Long-lasting activity-dependent changes in the efficacy of synaptic transmission play an important role in the development of neural circuits and are thought to mediate many forms of learning and memory. Therefore, elucidating the molecular mechanisms by which these changes occur will have profound implications for understanding many important nervous system functions, including how future behavior is modified by past experience.

Work from my laboratory has demonstrated that there are a variety of related but mechanistically distinct forms of synaptic plasticity. A major goal of my laboratory is to elucidate both the specific molecular events that are responsible for the triggering of these various forms of synaptic plasticity and the exact modifications in synaptic proteins that are responsible for the observed, long-lasting changes in synaptic efficacy.

To accomplish this we primarily use cellular electrophysiological recording techniques to examine synaptic plasticity in a variety of different in vitro preparations including thin slices of various regions of the rodent brain and primary neurons in culture. Viral mediated simultaneous expression of shRNAs and cDNAs are used to manipulate specific synaptic proteins and study their exact roles in synaptic plasticity. Light microscopy is also used to examine the intracellular trafficking of synaptic proteins including neurotransmitter receptors.

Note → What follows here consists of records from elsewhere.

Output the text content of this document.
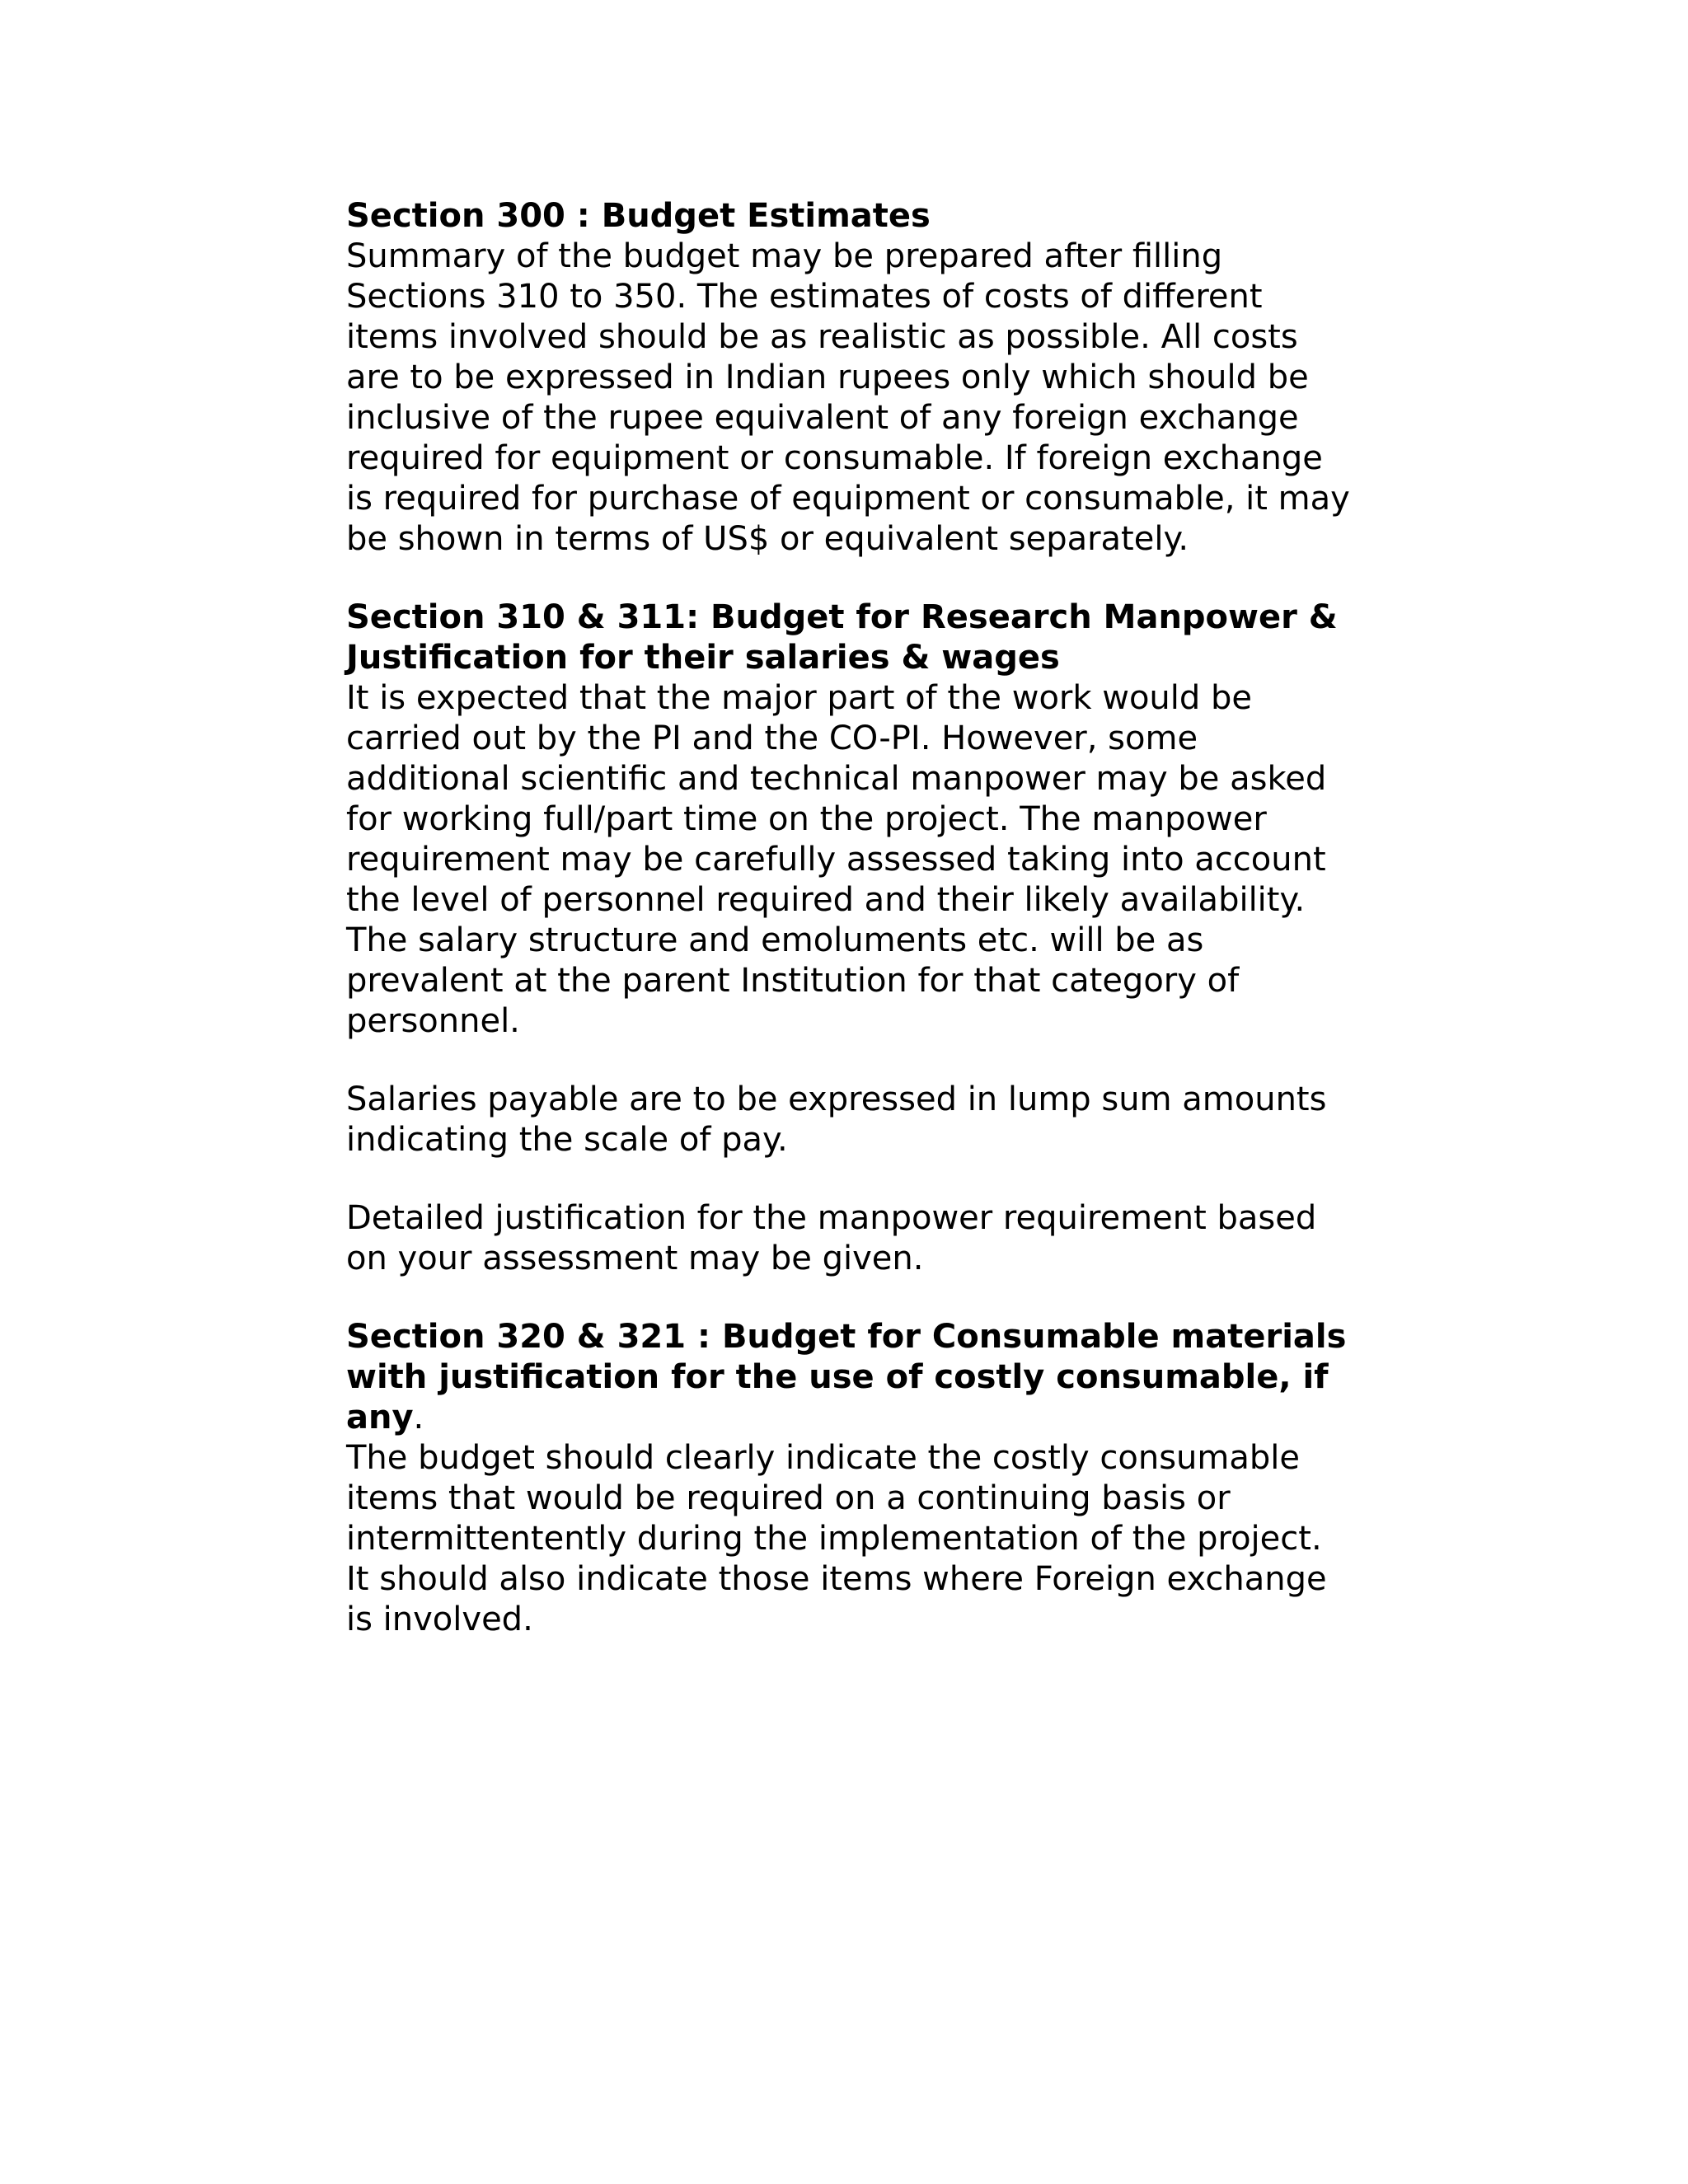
Section 300 : Budget Estimates

Summary of the budget may be prepared after filling Sections 310 to 350. The estimates of costs of different items involved should be as realistic as possible. All costs are to be expressed in Indian rupees only which should be inclusive of the rupee equivalent of any foreign exchange required for equipment or consumable. If foreign exchange is required for purchase of equipment or consumable, it may be shown in terms of US$ or equivalent separately.

Section 310 & 311: Budget for Research Manpower & Justification for their salaries & wages

It is expected that the major part of the work would be carried out by the PI and the CO-PI. However, some additional scientific and technical manpower may be asked for working full/part time on the project. The manpower requirement may be carefully assessed taking into account the level of personnel required and their likely availability. The salary structure and emoluments etc. will be as prevalent at the parent Institution for that category of personnel.

Salaries payable are to be expressed in lump sum amounts indicating the scale of pay.

Detailed justification for the manpower requirement based on your assessment may be given.

Section 320 & 321 : Budget for Consumable materials with justification for the use of costly consumable, if any.

The budget should clearly indicate the costly consumable items that would be required on a continuing basis or intermittentently during the implementation of the project. It should also indicate those items where Foreign exchange is involved.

A related area of research in my laboratory is the elucidation of the synaptic action of drugs of abuse such as the psychostimulants cocaine and amphetamine. Toward this end, we have developed in-vitro slice preparations of the nucleus accumbens and ventral tegmental area, brain regions that mediate many of the key behavioral effects of drugs of abuse. We are currently using a variety of electrophysiological and molecular techniques, with the goal of determining how acute and chronic exposure to drugs of abuse modify synaptic and circuit function in these brain areas. The knowledge gained from the work on the molecular mechanisms underlying synaptic plasticity will provide important clues to the molecular mechanisms underlying the development of tolerance, dependence and addiction.